“Yesterday I was clever, so I wanted to change the world. Today I am wise, so I am changing myself.” ~ Rumi
I sat on the sofa, with my MacBook Air propped on my lap and a collapsed tower of notebooks, scraps of paper, research articles, and sticky notes to my right. I kept jumping ahead in my mind, trying to wriggle out of Now like a child trying to escape itchy, winter clothes.
I wanted to get up—physically separate myself from the work. Go…anywhere…as long as it was somewhere else. Laundry maybe? There had to be clothes to wash or fold. Kitchen? How about a salad? Hot tea? Another hike?
Earlier that morning, I had had one of those prized, juicy downloads in my final lap at the deep end of the pool. I raced back to the edge where my yellow, Rite in the Rain notebook sat, open and wet. Grabbing my Blackwing pencil, I could feel the idea draining out of my body and begin to lose its color and vibrancy.
It was a race to get it all down before I lost it.
I scribbled and scribbled, laying down line upon line of black, creamy graphite as drops fell from my goggles onto the page. When I paused and took a moment to process what I had written, I knew I had something.
A pretty sizable connecting thread that knitted together several concepts I had been working on was now literally right under my nose. My stomach flipped over.
“Damn, that’s pretty good,” I said quietly out loud. I knew I now had dry kindling and matches for the day’s Creative Fire.
When Creative Fire Becomes Creative Anxiety
Back home and ready to dive into doing the work, I hit the wall. Creative anxiety burned from the center of my chest upward to my temples. I recognized the outline of the dark dog approaching like a tentative coyote from the desert’s edge and wanted to shake loose from the apparition as quickly as I could.
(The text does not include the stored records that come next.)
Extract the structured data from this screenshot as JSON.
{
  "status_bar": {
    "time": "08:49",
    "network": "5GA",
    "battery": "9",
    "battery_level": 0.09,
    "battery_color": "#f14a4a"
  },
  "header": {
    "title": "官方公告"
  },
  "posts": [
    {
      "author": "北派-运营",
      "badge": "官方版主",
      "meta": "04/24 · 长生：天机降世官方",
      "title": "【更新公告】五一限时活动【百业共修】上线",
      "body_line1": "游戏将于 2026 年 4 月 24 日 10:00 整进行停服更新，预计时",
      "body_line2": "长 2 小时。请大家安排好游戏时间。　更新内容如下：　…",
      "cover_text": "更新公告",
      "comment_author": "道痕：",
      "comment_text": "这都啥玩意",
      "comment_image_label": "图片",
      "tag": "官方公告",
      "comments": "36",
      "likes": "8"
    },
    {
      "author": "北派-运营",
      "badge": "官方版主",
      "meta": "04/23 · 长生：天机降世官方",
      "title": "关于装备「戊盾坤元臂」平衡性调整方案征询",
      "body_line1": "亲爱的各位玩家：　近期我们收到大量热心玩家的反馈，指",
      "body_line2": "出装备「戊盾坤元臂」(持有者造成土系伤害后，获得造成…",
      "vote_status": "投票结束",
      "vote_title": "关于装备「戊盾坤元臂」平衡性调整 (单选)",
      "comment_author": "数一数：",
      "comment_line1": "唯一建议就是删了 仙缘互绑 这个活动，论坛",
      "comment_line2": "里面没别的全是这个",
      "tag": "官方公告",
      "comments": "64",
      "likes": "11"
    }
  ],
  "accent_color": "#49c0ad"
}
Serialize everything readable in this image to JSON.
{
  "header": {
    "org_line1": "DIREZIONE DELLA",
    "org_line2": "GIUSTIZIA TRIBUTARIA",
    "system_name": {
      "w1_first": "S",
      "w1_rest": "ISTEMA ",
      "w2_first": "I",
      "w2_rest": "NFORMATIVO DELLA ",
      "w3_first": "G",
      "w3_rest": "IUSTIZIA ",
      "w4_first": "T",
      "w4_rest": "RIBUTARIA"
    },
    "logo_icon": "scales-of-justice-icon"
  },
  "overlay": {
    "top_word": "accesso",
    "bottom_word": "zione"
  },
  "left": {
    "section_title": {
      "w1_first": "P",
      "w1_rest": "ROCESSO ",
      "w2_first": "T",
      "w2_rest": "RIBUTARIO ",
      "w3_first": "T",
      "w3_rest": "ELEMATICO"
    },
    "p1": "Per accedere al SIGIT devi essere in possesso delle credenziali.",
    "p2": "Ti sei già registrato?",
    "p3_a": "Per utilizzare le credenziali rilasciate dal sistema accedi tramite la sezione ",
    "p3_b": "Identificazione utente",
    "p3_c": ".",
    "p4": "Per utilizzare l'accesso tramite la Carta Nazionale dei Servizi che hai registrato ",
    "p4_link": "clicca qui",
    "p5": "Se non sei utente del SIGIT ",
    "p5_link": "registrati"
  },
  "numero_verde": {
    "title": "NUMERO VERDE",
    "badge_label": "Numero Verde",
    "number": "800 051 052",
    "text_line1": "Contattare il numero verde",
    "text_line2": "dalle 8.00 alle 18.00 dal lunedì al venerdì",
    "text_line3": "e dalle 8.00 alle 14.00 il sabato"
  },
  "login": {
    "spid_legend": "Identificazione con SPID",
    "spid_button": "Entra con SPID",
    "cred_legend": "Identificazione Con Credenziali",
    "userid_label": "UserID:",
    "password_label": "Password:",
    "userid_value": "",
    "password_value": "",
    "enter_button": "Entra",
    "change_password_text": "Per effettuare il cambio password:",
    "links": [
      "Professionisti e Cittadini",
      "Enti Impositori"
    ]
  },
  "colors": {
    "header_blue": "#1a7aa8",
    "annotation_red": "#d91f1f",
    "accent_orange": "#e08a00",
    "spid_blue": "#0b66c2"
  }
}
I let all the escape fantasies rage inside my head. I let them pop up and sink down like robotic Whack-a-moles. I observed each as they came and then watched them go. I let the creative anxiety flow. I knew from experience that my job was to let each emotion come and then feel each all the way through. I could quiet my racing heart, and bring it into coherence with my mind. One breath, two…in, out.
Within minutes, I could peel off the film of edginess, drop it at my feet, and refocus. I put my hands on the keyboard and began typing notes, stretching the idea globs like taffy. Slowly, with each pull, the chapter started to take shape.
This is my experience 3 out of 4 times I sit to write.
What I’ve come to notice is how much the work of creating mirrors the work of creating change—especially change within ourselves. Whether it is dropping a habit that no longer serves, starting and staying consistent with a new habit that does serve you, or plodding along toward any desired goal, we routinely, predictably, run into that same dark dog who wants us to stay the same.
Stuck.
Our work, then, when creating and/or creating change is this: settling ourselves right back down. Over and over and over. Doing the daily practices each day. Over and over and over, remembering that as we get closer and closer to our Ideal Life, the ego/black dog is going to do its level best to make us really freaking jumpy.
We can win anyway.
We can plan ahead for our desire to jump right out of the rescue plane—the very one taking us to our best life. We’ll inexplicably want out—like now! In these moments of creative anxiety, we need some kind of rip cord we can pull as we flail our bodies forward, toward to the wind buffeting our faces at the open plane door.
Pack that chute right now.
It will need to be super easy to release from its pack…unfurl rapidly. We’ll want to take extra care in rolling it and packing it.
What does your parachute look like?
Championing Resistance & Self-Sabotage
Decide right now exactly what your parachute protocol is going to be when you run smack dab into resistance and its charming first cousin, self sabotage. Write your protocol down on a note card that you keep handy and in full view.
Scan for distractions and numbing agents. What are those things for you? Take all the sugar out of the house. Delete the Netflix app. Put your sneakers next to your bed. Stock the fridge with all the healthy foods your body craves. Keep the phone number of your accountability buddy in your pocket. Develop a meditating routine that works for you. Journal your jumpy thoughts. Treat your bone-tired body to great sleep. Move in fresh air. Take a vacation from alcohol. Be ruthless with triaging your time and attention.
If we know going in that our Ego of Now will freak out as we begin to create and create change, we can do the equivalent of pouring water on the witch. Even though the more progress we make, the more we will tend to fight against ourselves, we can still front load the battle in our favor.
Pack accordingly and ready your rip cord. I’ll see you in the bright blue expanse of change.